Experts React To State-By-State Cannabis Votes: 'Constituents Are Starting To Make Their Voice Heard'
The 2018 midterm elections left the U.S. with a Republican Senate, a Democratic House and three states with legalized cannabis.
Michigan voted to legalize recreational marijuana, becoming the first state in the Midwest to do so, while Missouri and Utah passed ballot measures to allow the use of medical pot.
Here's what experts are saying now that the votes have been counted.
International Cannabrands Inc (OTC:GEATF) CEO Steve Gormley said a win for cannabis initiatives is a win for civil rights, job creation and people with illnesses best treated with cannabis products.
"The U.S. electorate continues to push a pro-cannabis agenda and common sense marijuana regulation.”
Terra Tech Corp (OTC:TRTC) CEO Derek Peterson said cannabis is becoming a platform issue for lawmakers.
"The economic, social and medical impacts are significant, and constituents are starting to make their voice heard.

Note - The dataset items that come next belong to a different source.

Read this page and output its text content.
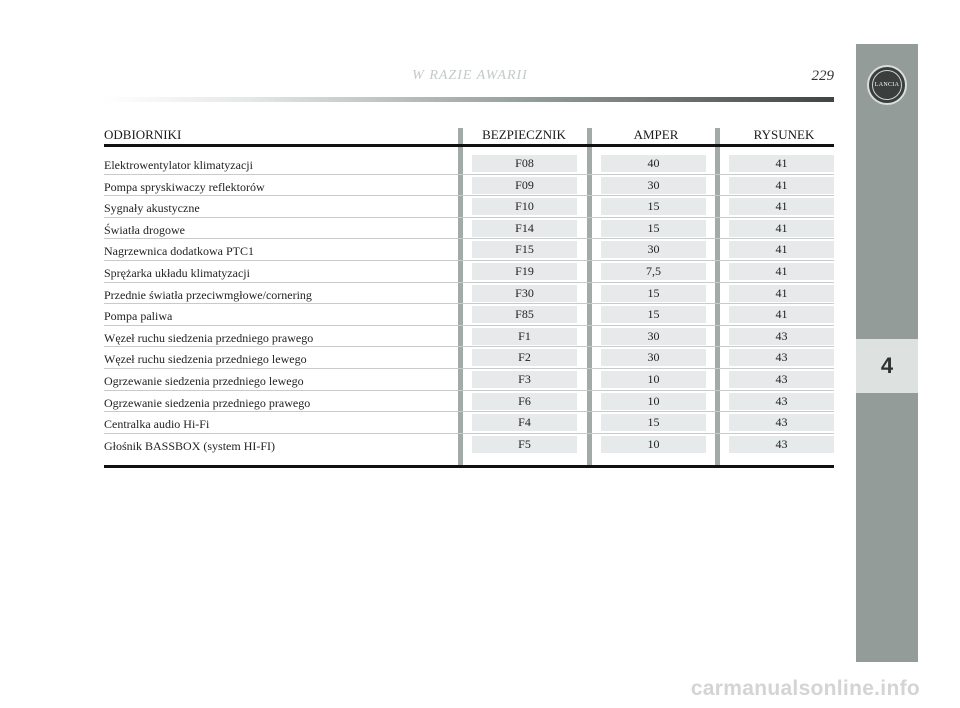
W RAZIE AWARII	229
LANCIA
4
ODBIORNIKI	BEZPIECZNIK	AMPER	RYSUNEK
Elektrowentylator klimatyzacji	F08	40	41
Pompa spryskiwaczy reflektorów	F09	30	41
Sygnały akustyczne	F10	15	41
Światła drogowe	F14	15	41
Nagrzewnica dodatkowa PTC1	F15	30	41
Sprężarka układu klimatyzacji	F19	7,5	41
Przednie światła przeciwmgłowe/cornering	F30	15	41
Pompa paliwa	F85	15	41
Węzeł ruchu siedzenia przedniego prawego	F1	30	43
Węzeł ruchu siedzenia przedniego lewego	F2	30	43
Ogrzewanie siedzenia przedniego lewego	F3	10	43
Ogrzewanie siedzenia przedniego prawego	F6	10	43
Centralka audio Hi-Fi	F4	15	43
Głośnik BASSBOX (system HI-FI)	F5	10	43
carmanualsonline.info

Cannabis and hemp legalization is being discussed on both sides of the aisle, and more and more political leaders who support the industry are gaining seats in Congress.”
Michigan A Major 'Domino' To Fall In Legalization
For Chris Walsh, founding editor and vice president of Marijuana Business Daily, Nov. 6 was a watershed moment.
Michigan is going to be a "massive" market and potentially the second-largest marijuana market nationwide once the recreational system is up and running, Walsh said.
He ascribes this to the state's population size, proximity to other population centers like Chicago and the attitude of the Great Lakes States' residents toward weed.
"The fact that Michigan legalized, and overwhelmingly so, is another sign that the dominoes are going to fall across the country in the coming years."
Spinner Grow COO David Baetens said he and his Detroit business are optimistic about Michigan's future with cannabis.
"The cannabis market in Michigan is expected to be $755 million by 2020, but that doesn't even include ancillary businesses like ours.”
Red States Light Up
One of the big surprises in the election was the legalization of medical cannabis in Utah.
“One of the reddest states out there voting to legalize medical marijuana shows, yet again, that on the medical side, this issue is not relegated to one party or the other," said Marijuana Business Daily's Walsh.
"The support is strong, and when you have a state like Utah legalize, it shows how far we've come in so short of a time."
Walsh expects nearly every state in the country to follow suit in the next four to five years.
"All across the country, there's really no region left where there's a state that hasn't done it. You've got it in the South, the Midwest, the coasts."
North Dakota voters declined to legalize recreational cannabis, a decision Walsh said was not unexpected.
"It was too soon after the medical marijuana measure, so the population really is still unfamiliar with cannabis legalization in any form … give it a couple years when the people there see how medical marijuana works under a regulated market and they'll probably be OK voting in recreational marijuana."
Drug Remains Federally Illegal
What does this mean for cannabis on the federal level, where the plant still remains illegal and a Schedule I substance under the DEA’s Controlled Substances Act?
The success rate of legalization measures bodes well for action at the federal level, as does the new Democratic majority in the House, Walsh said.
Biome Grow CEO Khurram Malik said President Donald Trump could pivot on the issue as a means of courting younger and emerging voters or as part of his campaign for re-election in 2020.
"Legalization of recreational cannabis could cause him to lose some of his base, [but] the president doesn’t have an ideology beyond self-preservation and getting re-elected, and if the math makes sense, he may drop strong hints on the campaign trail that the legalization of recreational cannabis at the federal level will happen if he wins in 2020."
MassRoots Inc (OTC:MSRT) CEO Isaac Dietrich said it's increasingly likely Congress could take action to federally regulate and tax cannabis.
"We expect the perceived risks related to the cannabis industry to continue to dissipate, which could lead to a shift of institutional capital and interest from Canadian licensed producers to companies focused on the regulated United States market.”